1. The inhibitory effects of the K+ channel activator, cromakalim, upon contractions to noradrenaline, histamine and caffeine were examined in rabbit isolated renal artery. For comparison, the effects of pinacidil, dazodipine and sodium nitroprusside were also studied in some experiments. 2. In normal Krebs solution, cromakalim (1 microM) produced a 39.1% reduction in area under the curve (AUC) of the noradrenaline concentration-response, and a 61.8% reduction in the histamine AUC. Ca2+ removal (with EGTA 0.1 mM) gave an 80.0% reduction in the noradrenaline AUC and a 74.5% reduction in the histamine AUC. The combination of Ca2+ removal and cromakalim (1 microM) had no further effect on the noradrenaline responses (a reduction of 78.4% in AUC), but produced a significantly greater reduction in the histamine AUC (86.2%). 3. LaCl3 (1 mM) reduced the noradrenaline AUC by 74.8% and gave an 81.8% reduction in the response to a single (EC90) histamine concentration. LaCl3 (1 mM) plus cromakalim (1 microM) produced no further reduction in the noradrenaline AUC (71.9%) but gave a significant further reduction of the histamine response (94.6%). 4. Pinacidil (3 microM) reduced the noradrenaline AUC by 35.5%. Pinacidil (3 microM) plus LaCl3 (1 mM) produced the same reduction in the noradrenaline AUC (80.9%) as LaCl3 alone (80.9%). 5. In both normal and Ca2+-free Krebs solution, cromakalim (0.1, 1.0 and 10 microM) produced concentration-related inhibition of the contraction to caffeine (10 mM).
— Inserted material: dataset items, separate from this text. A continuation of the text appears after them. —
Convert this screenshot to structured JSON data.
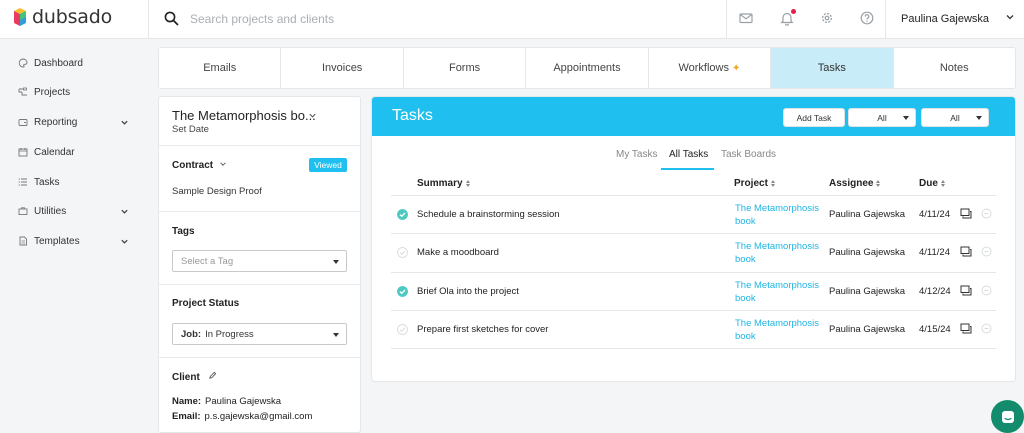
{
  "app": {
    "logo_text": "dubsado",
    "search_placeholder": "Search projects and clients",
    "user_name": "Paulina Gajewska",
    "accent_color": "#1fc0ef",
    "notification_color": "#e0204b"
  },
  "sidebar": {
    "items": [
      {
        "label": "Dashboard",
        "icon": "palette-icon"
      },
      {
        "label": "Projects",
        "icon": "projects-icon"
      },
      {
        "label": "Reporting",
        "icon": "wallet-icon"
      },
      {
        "label": "Calendar",
        "icon": "calendar-icon"
      },
      {
        "label": "Tasks",
        "icon": "list-icon"
      },
      {
        "label": "Utilities",
        "icon": "briefcase-icon"
      },
      {
        "label": "Templates",
        "icon": "document-icon"
      }
    ]
  },
  "tabs": [
    "Emails",
    "Invoices",
    "Forms",
    "Appointments",
    "Workflows",
    "Tasks",
    "Notes"
  ],
  "project": {
    "title": "The Metamorphosis bo...",
    "subtitle": "Set Date",
    "contract_label": "Contract",
    "contract_status": "Viewed",
    "contract_name": "Sample Design Proof",
    "tags_label": "Tags",
    "tags_placeholder": "Select a Tag",
    "status_label": "Project Status",
    "status_prefix": "Job:",
    "status_value": "In Progress",
    "client_label": "Client",
    "client_name_label": "Name:",
    "client_name": "Paulina Gajewska",
    "client_email_label": "Email:",
    "client_email": "p.s.gajewska@gmail.com"
  },
  "tasks": {
    "title": "Tasks",
    "add_button": "Add Task",
    "filter1": "All",
    "filter2": "All",
    "subtabs": [
      "My Tasks",
      "All Tasks",
      "Task Boards"
    ],
    "columns": [
      "Summary",
      "Project",
      "Assignee",
      "Due"
    ],
    "rows": [
      {
        "done": true,
        "summary": "Schedule a brainstorming session",
        "project_line1": "The Metamorphosis",
        "project_line2": "book",
        "assignee": "Paulina Gajewska",
        "due": "4/11/24"
      },
      {
        "done": false,
        "summary": "Make a moodboard",
        "project_line1": "The Metamorphosis",
        "project_line2": "book",
        "assignee": "Paulina Gajewska",
        "due": "4/11/24"
      },
      {
        "done": true,
        "summary": "Brief Ola into the project",
        "project_line1": "The Metamorphosis",
        "project_line2": "book",
        "assignee": "Paulina Gajewska",
        "due": "4/12/24"
      },
      {
        "done": false,
        "summary": "Prepare first sketches for cover",
        "project_line1": "The Metamorphosis",
        "project_line2": "book",
        "assignee": "Paulina Gajewska",
        "due": "4/15/24"
      }
    ]
  }
}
This inhibition was antagonised by the K+ channel blocker, glibenclamide (3 microM). Similarly, pinacidil (0.3, 3.0 and 30 microM) produced a glibenclamide-sensitive inhibition of the caffeine contraction. At equi-vasorelaxant concentrations, dazodipine (0.01, 0.1 and 1.O microM) and sodium nitroprusside (0.03, 0.3 and 3.0 microM) had no significant effect on caffeine contractions. 6. The data show that the K+ channel activators, cromakalim and pinacidil, unlike the Ca2+ channel blocker, dazodipine, or the guanylate cyclase activator, sodium nitroprusside, can inhibit the contraction which results from caffeine-induced Ca2+ release. Cromakalim and pinacidil, however, inhibit only the component of the noradrenaline response resulting from Ca2+ influx (tonic component) and not that resulting from Ca2 + release (phasic component). Cromakalim may affect both components of the histamine contraction.